23 Years of NAFTA: Has Trade Been Made Any Freer?


23 Years of NAFTA: Has Trade Been Made Any Freer?

Twenty three ago today the North American Free Trade Agreement was put in to action. Ideally “the world’s largest free trade area” should be reason to celebrate——finally a large scale example of free trade in the real world!——but unfortunately there’s less to celebrate than one might hope.
NAFTA Document
From the photo of the North American Free Trade Agreement binder one can see that it was not a simple deal. Thousands of pages and sections by battling lawyers filled this tome spelling out all the details and conditions of controlled trade opening. Each paragraph, sentence, and word was worth thousands, if not millions, of dollars of lobbying to shape this agreement.
Time and again libertarians need to stress that free trade is something to be declared, not negotiated. Hong Kong derived success by simply declaring unilateral free trade. It didn’t matter whether other nations reciprocated or not.

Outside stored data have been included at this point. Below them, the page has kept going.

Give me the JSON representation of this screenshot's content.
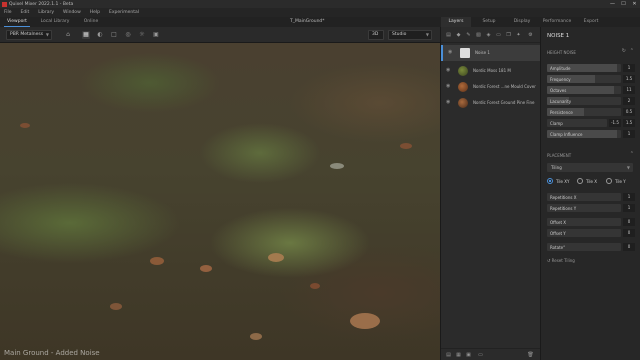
{
  "window": {
    "app_title": "Quixel Mixer 2022.1.1 - Beta",
    "minimize": "—",
    "maximize": "☐",
    "close": "✕"
  },
  "menu": [
    "File",
    "Edit",
    "Library",
    "Window",
    "Help",
    "Experimental"
  ],
  "viewport_tabs": [
    "Viewport",
    "Local Library",
    "Online"
  ],
  "document_title": "T_MainGround*",
  "right_tabs": [
    "Layers",
    "Setup",
    "Display",
    "Performance",
    "Export"
  ],
  "toolbar": {
    "render_mode": "PBR Metalness",
    "view_mode": "3D",
    "lighting": "Studio"
  },
  "viewport": {
    "status_text": "Main Ground - Added Noise"
  },
  "layers": [
    {
      "name": "Noise 1",
      "selected": true
    },
    {
      "name": "Nordic Moss 181 M",
      "selected": false
    },
    {
      "name": "Nordic Forest ...ne Mould Cover",
      "selected": false
    },
    {
      "name": "Nordic Forest Ground Pine Fine",
      "selected": false
    }
  ],
  "properties": {
    "title": "NOISE 1",
    "height_noise": {
      "header": "HEIGHT NOISE",
      "params": [
        {
          "label": "Amplitude",
          "value": "1",
          "fill": 0.95
        },
        {
          "label": "Frequency",
          "value": "1.5",
          "fill": 0.65
        },
        {
          "label": "Octaves",
          "value": "11",
          "fill": 0.9
        },
        {
          "label": "Lacunarity",
          "value": "2",
          "fill": 0.3
        },
        {
          "label": "Persistence",
          "value": "0.5",
          "fill": 0.5
        },
        {
          "label": "Clamp",
          "value_min": "-1.5",
          "value": "1.5",
          "fill": 0.0
        },
        {
          "label": "Clamp Influence",
          "value": "1",
          "fill": 0.95
        }
      ]
    },
    "placement": {
      "header": "PLACEMENT",
      "mode": "Tiling",
      "tile_options": [
        "Tile XY",
        "Tile X",
        "Tile Y"
      ],
      "tile_selected": "Tile XY",
      "params": [
        {
          "label": "Repetitions X",
          "value": "1"
        },
        {
          "label": "Repetitions Y",
          "value": "1"
        },
        {
          "label": "Offset X",
          "value": "0"
        },
        {
          "label": "Offset Y",
          "value": "0"
        },
        {
          "label": "Rotate°",
          "value": "0"
        }
      ],
      "reset_label": "Reset Tiling"
    }
  },
  "colors": {
    "accent": "#4a8fd8",
    "panel_bg": "#2b2b2b",
    "brand": "#c8322f"
  }
}
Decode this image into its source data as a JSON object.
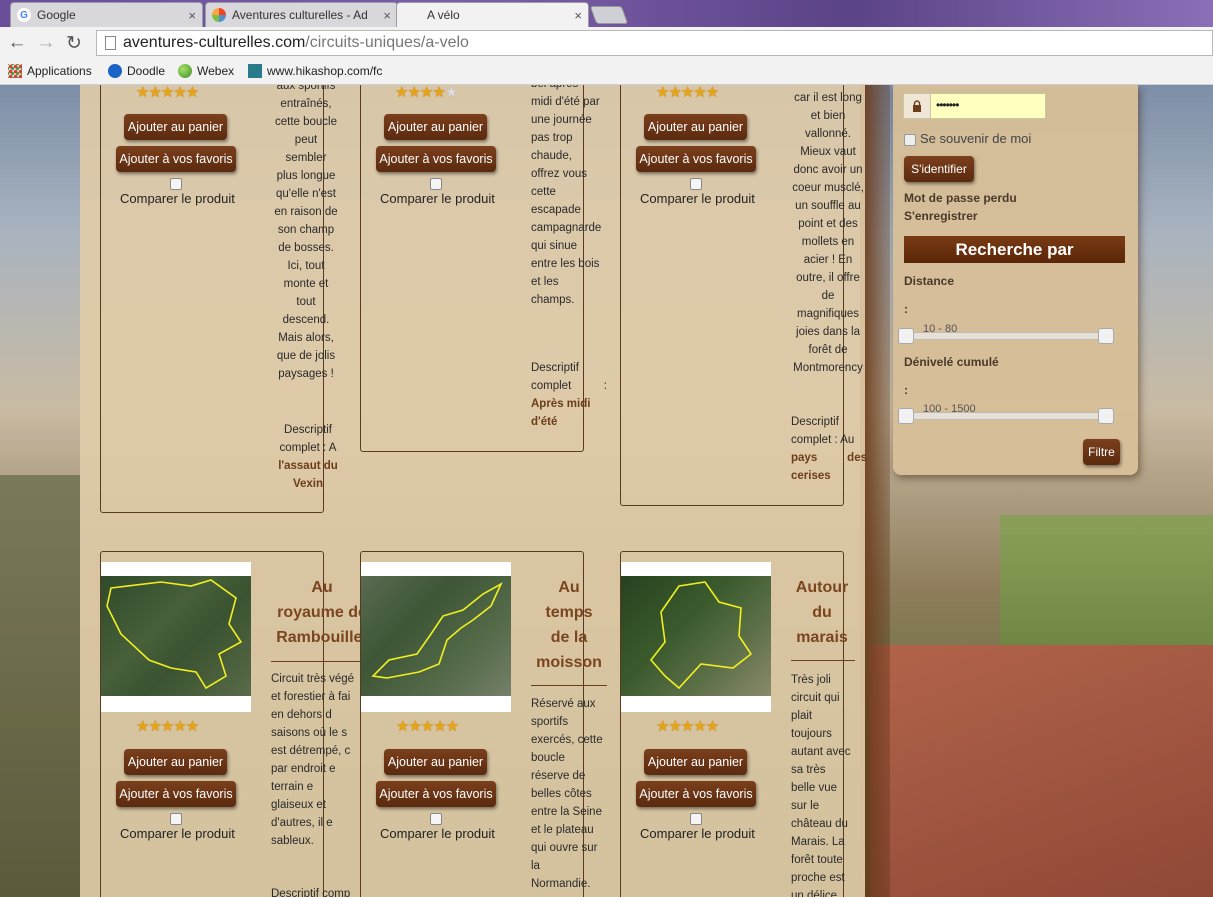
{
  "browser": {
    "tabs": [
      {
        "title": "Google",
        "icon": "google-icon"
      },
      {
        "title": "Aventures culturelles - Ad",
        "icon": "joomla-icon"
      },
      {
        "title": "A vélo",
        "icon": "none"
      }
    ],
    "url_host": "aventures-culturelles.com",
    "url_path": "/circuits-uniques/a-velo",
    "bookmarks": [
      {
        "label": "Applications",
        "icon": "apps-grid-icon"
      },
      {
        "label": "Doodle",
        "icon": "doodle-icon"
      },
      {
        "label": "Webex",
        "icon": "webex-icon"
      },
      {
        "label": "www.hikashop.com/fc",
        "icon": "hikashop-icon"
      }
    ],
    "close_symbol": "×"
  },
  "products_top": [
    {
      "rating": 5,
      "stars": "★★★★★",
      "add_cart": "Ajouter au panier",
      "add_fav": "Ajouter à vos favoris",
      "compare": "Comparer le produit",
      "desc_lines": [
        "aux sportifs",
        "entraînés,",
        "cette boucle",
        "peut",
        "sembler",
        "plus longue",
        "qu'elle n'est",
        "en raison de",
        "son champ",
        "de bosses.",
        "Ici, tout",
        "monte et",
        "tout",
        "descend.",
        "Mais alors,",
        "que de jolis",
        "paysages !"
      ],
      "more_prefix": "Descriptif",
      "more_line2": "complet : A",
      "more_link1": "l'assaut du",
      "more_link2": "Vexin"
    },
    {
      "rating": 4,
      "stars": "★★★★",
      "star_empty": "★",
      "add_cart": "Ajouter au panier",
      "add_fav": "Ajouter à vos favoris",
      "compare": "Comparer le produit",
      "desc_lines": [
        "bel après-",
        "midi d'été par",
        "une journée",
        "pas trop",
        "chaude,",
        "offrez vous",
        "cette",
        "escapade",
        "campagnarde",
        "qui sinue",
        "entre les bois",
        "et les",
        "champs."
      ],
      "more_prefix": "Descriptif",
      "more_line2": "complet :",
      "more_link1": "Après midi",
      "more_link2": "d'été"
    },
    {
      "rating": 5,
      "stars": "★★★★★",
      "add_cart": "Ajouter au panier",
      "add_fav": "Ajouter à vos favoris",
      "compare": "Comparer le produit",
      "desc_lines": [
        "car il est long",
        "et bien",
        "vallonné.",
        "Mieux vaut",
        "donc avoir un",
        "coeur musclé,",
        "un souffle au",
        "point et des",
        "mollets en",
        "acier ! En",
        "outre, il offre",
        "de",
        "magnifiques",
        "joies dans la",
        "forêt de",
        "Montmorency"
      ],
      "more_prefix": "Descriptif",
      "more_line2": "complet : Au",
      "more_link1": "pays des",
      "more_link2": "cerises"
    }
  ],
  "products_bottom": [
    {
      "title_lines": [
        "Au",
        "royaume de",
        "Rambouillet"
      ],
      "stars": "★★★★★",
      "add_cart": "Ajouter au panier",
      "add_fav": "Ajouter à vos favoris",
      "compare": "Comparer le produit",
      "desc_lines": [
        "Circuit très végé",
        "et forestier à fai",
        "en dehors d",
        "saisons où le s",
        "est détrempé, c",
        "par endroit e",
        "terrain e",
        "glaiseux et",
        "d'autres, il e",
        "sableux."
      ],
      "more_prefix": "Descriptif comp"
    },
    {
      "title_lines": [
        "Au",
        "temps",
        "de la",
        "moisson"
      ],
      "stars": "★★★★★",
      "add_cart": "Ajouter au panier",
      "add_fav": "Ajouter à vos favoris",
      "compare": "Comparer le produit",
      "desc_lines": [
        "Réservé aux",
        "sportifs",
        "exercés, cette",
        "boucle",
        "réserve de",
        "belles côtes",
        "entre la Seine",
        "et le plateau",
        "qui ouvre sur",
        "la",
        "Normandie."
      ]
    },
    {
      "title_lines": [
        "Autour",
        "du",
        "marais"
      ],
      "stars": "★★★★★",
      "add_cart": "Ajouter au panier",
      "add_fav": "Ajouter à vos favoris",
      "compare": "Comparer le produit",
      "desc_lines": [
        "Très joli",
        "circuit qui",
        "plait",
        "toujours",
        "autant avec",
        "sa très",
        "belle vue",
        "sur le",
        "château du",
        "Marais. La",
        "forêt toute",
        "proche est",
        "un délice"
      ]
    }
  ],
  "sidebar": {
    "password_value": "•••••••",
    "remember_label": "Se souvenir de moi",
    "login_button": "S'identifier",
    "lost_password": "Mot de passe perdu",
    "register": "S'enregistrer",
    "search_header": "Recherche par",
    "distance_label": "Distance",
    "colon": ":",
    "distance_range": "10 - 80",
    "elevation_label": "Dénivelé cumulé",
    "elevation_range": "100 - 1500",
    "filter_button": "Filtre"
  }
}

Consider Frederic Bastiat’s great scenario, the city downstream versus the city upstream. If one way trade barriers were some kind of advantage, then cities upstream and on mountaintops would have prospered and the nations downstream nearest the ocean would have languished because of all that “easy access.” The reality of life is just the opposite. The natural flow of a river gives ease of commerce for those downstream and “protective” obstacles upstream and on mountaintops that cripple their enterprise.

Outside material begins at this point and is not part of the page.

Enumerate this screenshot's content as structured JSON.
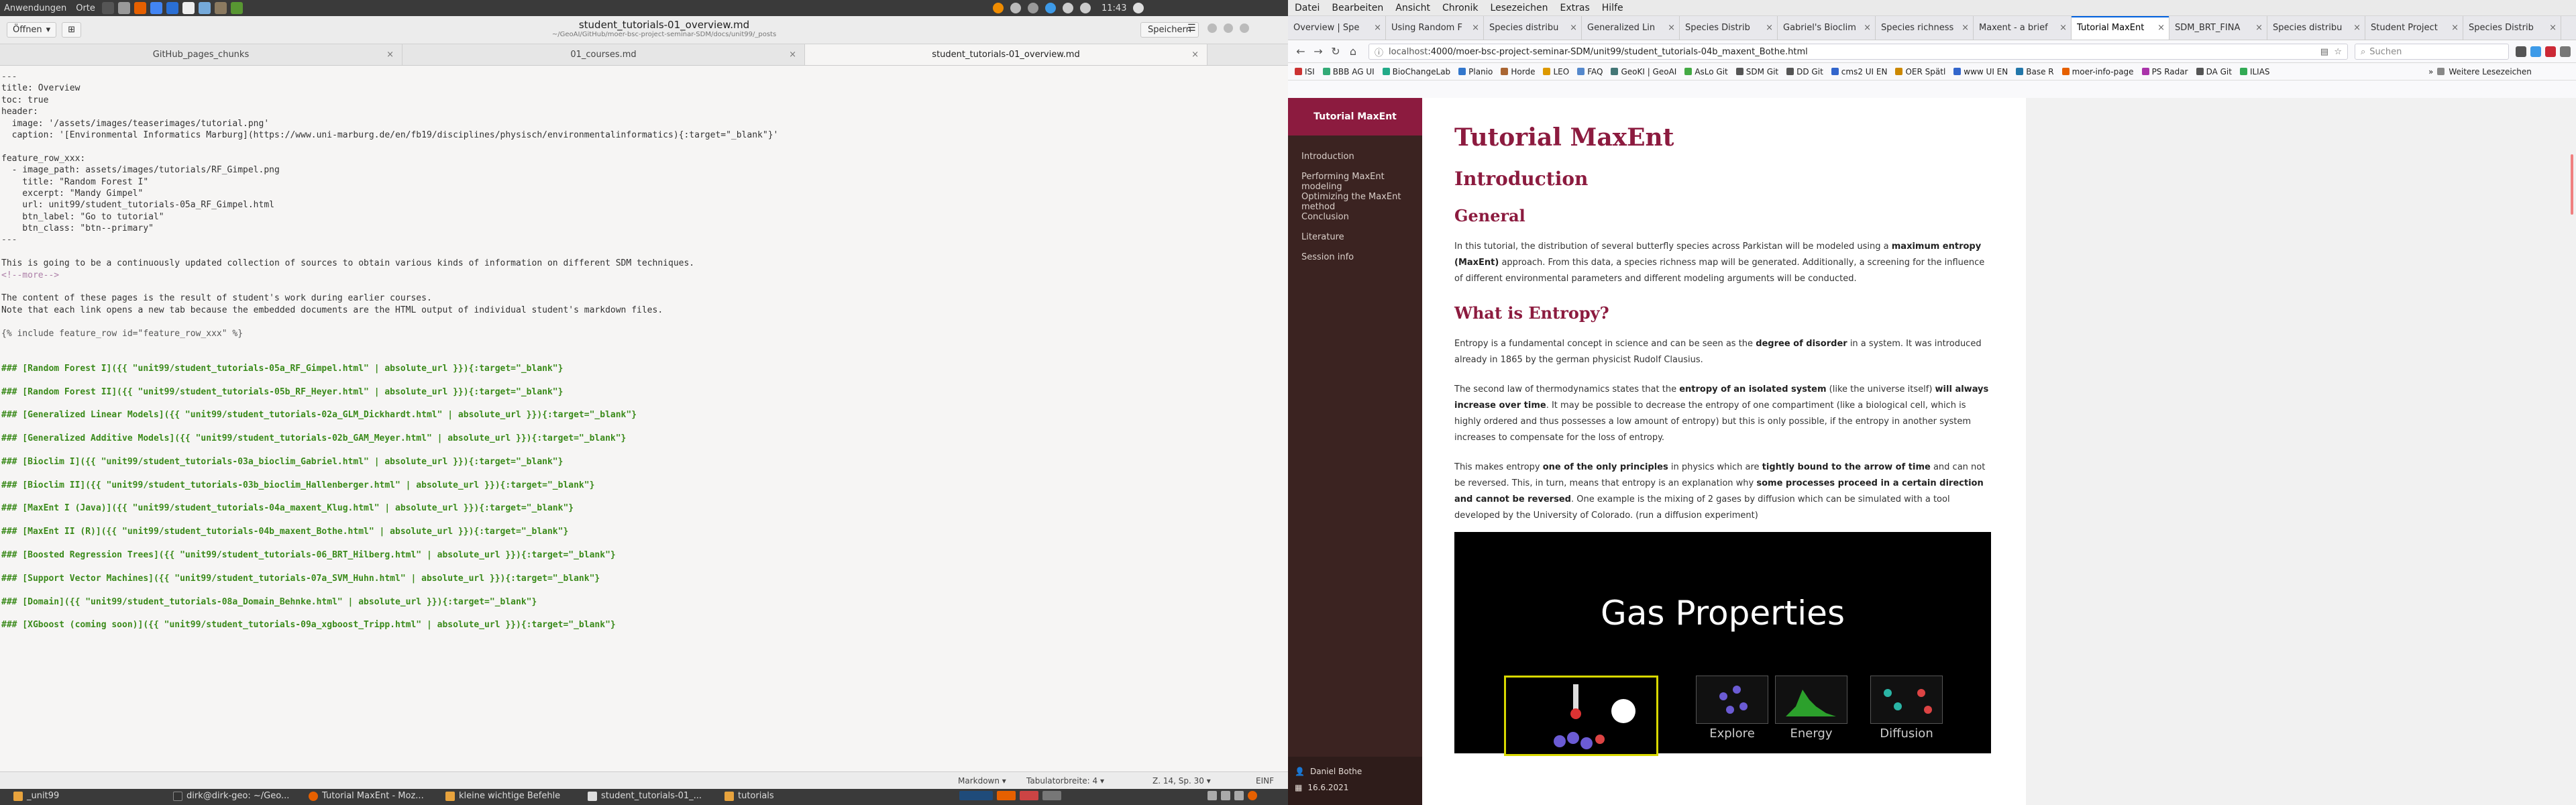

Nations of the world would be better off by declaring unilateral free trade, but the powerful special interest lobbies of politicians stand in the way. NAFTA was filled with these obstacles, as boulders on the road, but one has to conclude that the trend of gradual reduction of barriers has been in the direction of more openness. This has been much to the benefit and general prosperity of the people of North America.